美しい海や空など、観光地として魅力にあふれる沖縄県は、太平洋戦争中に悲惨な地上戦が繰り広げられ、戦争の悲しい記憶を宿す地でもあります。戦後77年が経過し、戦争を実際に体験された方々の高齢化が進んでいます。その悲惨さを直に伝えていただける機会は、今やとても貴重なのです。今回SPUR9月号では沖縄県ご出身の俳優・黒島結菜さんと、戦争語り部の玉木利枝子さんとの対談を取材しています。
穏やかに語ってくださった玉木さんでしたが、戦争でご家族を失われたお話しをされた際には言葉に詰まり、涙を流されていました。このように語り部の活動は、ご本人にとって辛い思い出を何度も追憶することでもあると思います。

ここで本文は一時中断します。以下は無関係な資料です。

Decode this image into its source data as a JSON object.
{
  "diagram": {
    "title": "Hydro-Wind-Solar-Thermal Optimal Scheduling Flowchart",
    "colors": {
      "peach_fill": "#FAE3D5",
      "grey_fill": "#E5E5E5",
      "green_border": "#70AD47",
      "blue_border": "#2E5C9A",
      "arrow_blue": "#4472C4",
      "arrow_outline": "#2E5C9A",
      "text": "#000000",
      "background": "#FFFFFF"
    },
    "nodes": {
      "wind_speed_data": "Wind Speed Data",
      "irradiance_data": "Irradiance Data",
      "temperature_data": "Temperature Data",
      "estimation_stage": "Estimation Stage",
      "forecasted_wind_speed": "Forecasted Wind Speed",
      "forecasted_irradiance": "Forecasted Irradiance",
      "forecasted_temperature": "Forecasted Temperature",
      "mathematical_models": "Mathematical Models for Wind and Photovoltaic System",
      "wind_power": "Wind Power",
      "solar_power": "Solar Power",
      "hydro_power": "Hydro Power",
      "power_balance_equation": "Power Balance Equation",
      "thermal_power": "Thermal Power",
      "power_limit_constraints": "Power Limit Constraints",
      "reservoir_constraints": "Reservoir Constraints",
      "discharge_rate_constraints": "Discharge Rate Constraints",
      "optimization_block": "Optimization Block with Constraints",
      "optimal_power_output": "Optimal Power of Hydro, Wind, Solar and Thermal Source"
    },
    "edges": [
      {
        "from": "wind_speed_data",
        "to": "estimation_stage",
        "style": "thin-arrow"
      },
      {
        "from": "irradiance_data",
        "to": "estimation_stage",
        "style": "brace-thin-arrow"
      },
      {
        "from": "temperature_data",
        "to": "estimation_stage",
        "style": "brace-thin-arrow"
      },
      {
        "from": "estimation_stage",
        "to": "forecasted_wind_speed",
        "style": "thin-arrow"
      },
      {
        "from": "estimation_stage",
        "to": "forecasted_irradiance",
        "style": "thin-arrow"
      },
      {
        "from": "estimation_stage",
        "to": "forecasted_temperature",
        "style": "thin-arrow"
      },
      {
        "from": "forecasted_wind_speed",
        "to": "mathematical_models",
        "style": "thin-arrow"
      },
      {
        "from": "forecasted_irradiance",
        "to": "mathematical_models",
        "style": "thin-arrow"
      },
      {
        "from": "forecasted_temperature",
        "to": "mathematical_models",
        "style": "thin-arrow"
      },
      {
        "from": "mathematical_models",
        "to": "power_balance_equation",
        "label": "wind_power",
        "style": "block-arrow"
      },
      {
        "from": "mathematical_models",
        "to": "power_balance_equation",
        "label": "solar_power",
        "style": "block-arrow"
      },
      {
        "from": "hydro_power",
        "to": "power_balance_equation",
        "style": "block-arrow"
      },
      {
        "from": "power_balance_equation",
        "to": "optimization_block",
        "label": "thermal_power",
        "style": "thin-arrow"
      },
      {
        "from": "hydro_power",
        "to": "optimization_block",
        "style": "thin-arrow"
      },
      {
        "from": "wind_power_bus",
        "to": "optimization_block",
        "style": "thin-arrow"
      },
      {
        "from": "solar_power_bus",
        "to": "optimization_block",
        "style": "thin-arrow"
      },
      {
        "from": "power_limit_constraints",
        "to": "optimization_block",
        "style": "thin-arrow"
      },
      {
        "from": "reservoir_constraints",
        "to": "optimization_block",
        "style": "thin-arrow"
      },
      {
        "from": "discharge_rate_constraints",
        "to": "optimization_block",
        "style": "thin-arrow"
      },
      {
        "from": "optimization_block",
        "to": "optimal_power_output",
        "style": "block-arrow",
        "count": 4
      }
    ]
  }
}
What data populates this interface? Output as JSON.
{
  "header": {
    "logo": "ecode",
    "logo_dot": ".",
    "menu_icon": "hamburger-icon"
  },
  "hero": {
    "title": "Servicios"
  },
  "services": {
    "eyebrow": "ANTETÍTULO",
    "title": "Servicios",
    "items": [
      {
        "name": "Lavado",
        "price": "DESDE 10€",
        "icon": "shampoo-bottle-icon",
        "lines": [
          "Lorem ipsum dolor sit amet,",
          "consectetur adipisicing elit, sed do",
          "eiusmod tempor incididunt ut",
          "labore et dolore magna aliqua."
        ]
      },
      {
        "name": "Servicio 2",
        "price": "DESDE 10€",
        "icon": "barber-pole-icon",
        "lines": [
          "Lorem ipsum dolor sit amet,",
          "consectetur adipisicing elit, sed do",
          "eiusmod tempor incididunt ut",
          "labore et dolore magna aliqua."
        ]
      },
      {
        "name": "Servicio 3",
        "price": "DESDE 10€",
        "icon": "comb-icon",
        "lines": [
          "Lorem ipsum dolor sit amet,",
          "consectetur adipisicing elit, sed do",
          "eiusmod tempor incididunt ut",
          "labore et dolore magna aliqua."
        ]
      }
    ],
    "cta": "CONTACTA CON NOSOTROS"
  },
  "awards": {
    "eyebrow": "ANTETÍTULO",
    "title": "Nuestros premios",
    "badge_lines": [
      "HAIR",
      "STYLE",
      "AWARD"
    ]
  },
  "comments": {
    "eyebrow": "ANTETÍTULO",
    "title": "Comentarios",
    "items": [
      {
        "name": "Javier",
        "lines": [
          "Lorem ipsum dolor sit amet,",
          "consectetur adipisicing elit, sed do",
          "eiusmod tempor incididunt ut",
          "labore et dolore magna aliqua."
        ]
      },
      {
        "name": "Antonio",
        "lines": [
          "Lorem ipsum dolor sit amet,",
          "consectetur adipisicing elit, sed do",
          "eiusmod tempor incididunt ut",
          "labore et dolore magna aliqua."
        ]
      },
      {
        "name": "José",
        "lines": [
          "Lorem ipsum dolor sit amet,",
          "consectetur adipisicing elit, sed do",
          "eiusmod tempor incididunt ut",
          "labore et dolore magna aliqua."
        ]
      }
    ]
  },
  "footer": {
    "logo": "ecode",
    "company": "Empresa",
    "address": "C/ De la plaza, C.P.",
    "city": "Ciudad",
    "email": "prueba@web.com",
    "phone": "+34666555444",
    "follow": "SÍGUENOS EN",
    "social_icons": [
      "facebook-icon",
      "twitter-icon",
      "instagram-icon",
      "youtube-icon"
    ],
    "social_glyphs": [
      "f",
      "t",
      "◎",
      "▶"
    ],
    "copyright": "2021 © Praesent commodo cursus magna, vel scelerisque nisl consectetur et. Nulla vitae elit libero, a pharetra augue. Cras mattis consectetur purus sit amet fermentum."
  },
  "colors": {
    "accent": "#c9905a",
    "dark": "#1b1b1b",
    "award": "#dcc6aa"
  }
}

そのようなお辛い思いを厭わずに、私たちに記憶を共有してくださる玉木さんの思いを、受け継いでいかねばならない、そう改めて心に刻んだ瞬間でした。
他にも、戦後世代の視点で昨年展示をリニューアルした、ひめゆり平和祈念資料館の普天間朝佳館長との対談も掲載。2つのダイアログが、私たちが平和を享受する今は当たり前ではないこと、戦後世代が過去を学び、伝えていく大切さを考えるきっかけとなれば幸いです。